厚生労働省の検討会(座長:永井良三自治医科大学学長)が、特定健診・保健指導制度の課題を整理し、当面の対応を中間的に取りまとめた。腹囲を保健指導対象者を選別する第一基準にしていることを含め、制度のあり方について客観的なデータや明確な知見に基づいた議論ができるよう、データの蓄積を進めると共に、計画的に研究を行うよう促している。
特定健診・保健指導制度では、内臓脂肪型肥満に着目した生活習慣病予防のために、腹囲に重点を置いて保健指導の対象を絞り込んでいるが、循環器疾患の発症リスクなどの観点から、腹囲を対象者選別の第一基準とすることを早急に見直すべきとの意見もある。
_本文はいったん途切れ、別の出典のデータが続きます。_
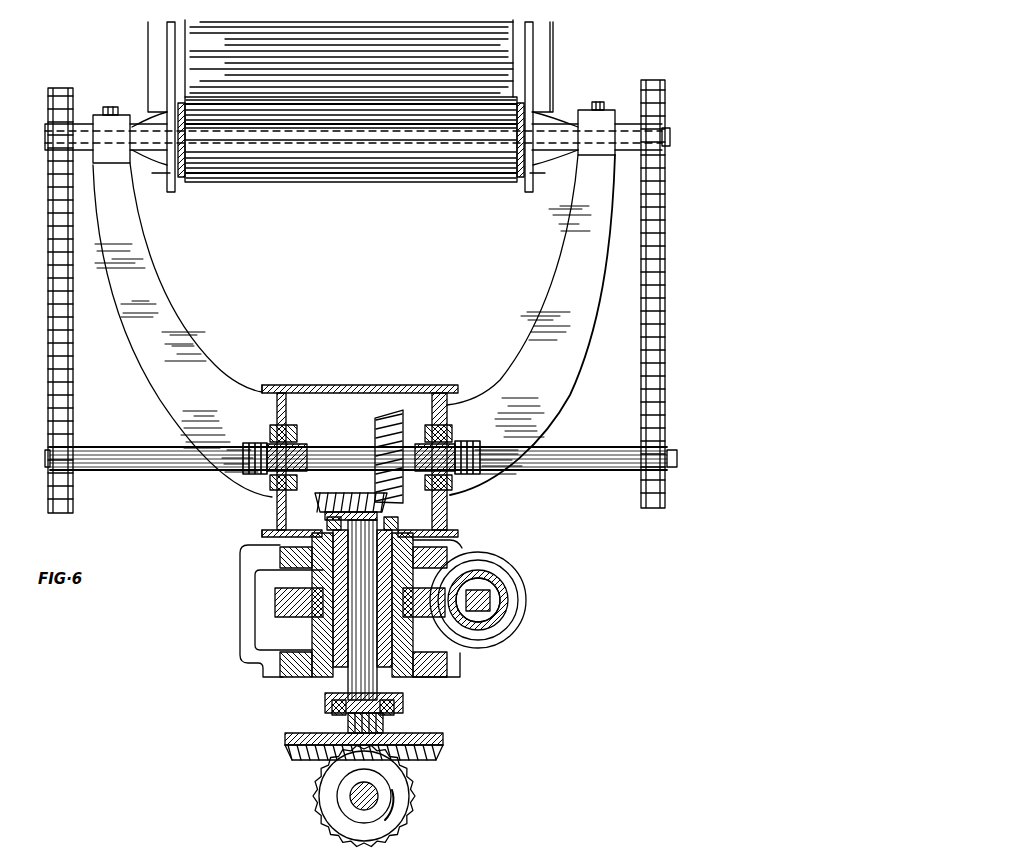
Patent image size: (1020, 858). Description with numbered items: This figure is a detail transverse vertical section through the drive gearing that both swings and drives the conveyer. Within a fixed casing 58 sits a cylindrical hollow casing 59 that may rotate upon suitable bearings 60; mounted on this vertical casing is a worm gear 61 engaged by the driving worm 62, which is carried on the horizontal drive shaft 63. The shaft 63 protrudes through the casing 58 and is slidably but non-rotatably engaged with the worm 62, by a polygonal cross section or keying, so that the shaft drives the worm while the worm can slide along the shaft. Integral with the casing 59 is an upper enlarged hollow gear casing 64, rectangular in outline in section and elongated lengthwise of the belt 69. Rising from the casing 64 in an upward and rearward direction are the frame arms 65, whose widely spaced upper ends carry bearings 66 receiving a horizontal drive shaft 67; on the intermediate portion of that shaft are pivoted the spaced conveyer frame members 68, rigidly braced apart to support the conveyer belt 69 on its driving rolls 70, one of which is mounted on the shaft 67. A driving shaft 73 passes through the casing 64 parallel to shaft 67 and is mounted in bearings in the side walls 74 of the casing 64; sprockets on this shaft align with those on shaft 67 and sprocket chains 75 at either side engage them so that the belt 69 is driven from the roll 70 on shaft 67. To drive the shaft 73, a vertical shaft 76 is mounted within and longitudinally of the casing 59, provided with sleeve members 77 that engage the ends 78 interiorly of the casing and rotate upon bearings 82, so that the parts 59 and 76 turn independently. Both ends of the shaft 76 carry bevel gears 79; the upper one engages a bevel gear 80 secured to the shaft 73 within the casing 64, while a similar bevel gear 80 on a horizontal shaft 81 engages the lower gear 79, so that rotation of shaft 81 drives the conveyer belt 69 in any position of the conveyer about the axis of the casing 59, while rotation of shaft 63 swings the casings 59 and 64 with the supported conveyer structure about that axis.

しかし、中間まとめでは「内蔵脂肪型肥満に着目した制度の枠組みを方向転換するといった明瞭な結論づけを行うには不十分」と判断した。
また、腹囲が基準を下回る保健指導の非対象者にも血圧、血糖、脂質、喫煙といった個々のリスクに応じて適切に介入できるよう、保健指導者向けの標準プログラムの中に指針を明記する必要性も指摘している。
このほか、特定健診の項目として、慢性腎臓病の診断に重要な血清クレアチニン検査を追加する方向性も確認し、健診の実施主体である医療保険者らとの協議・調整を求めた。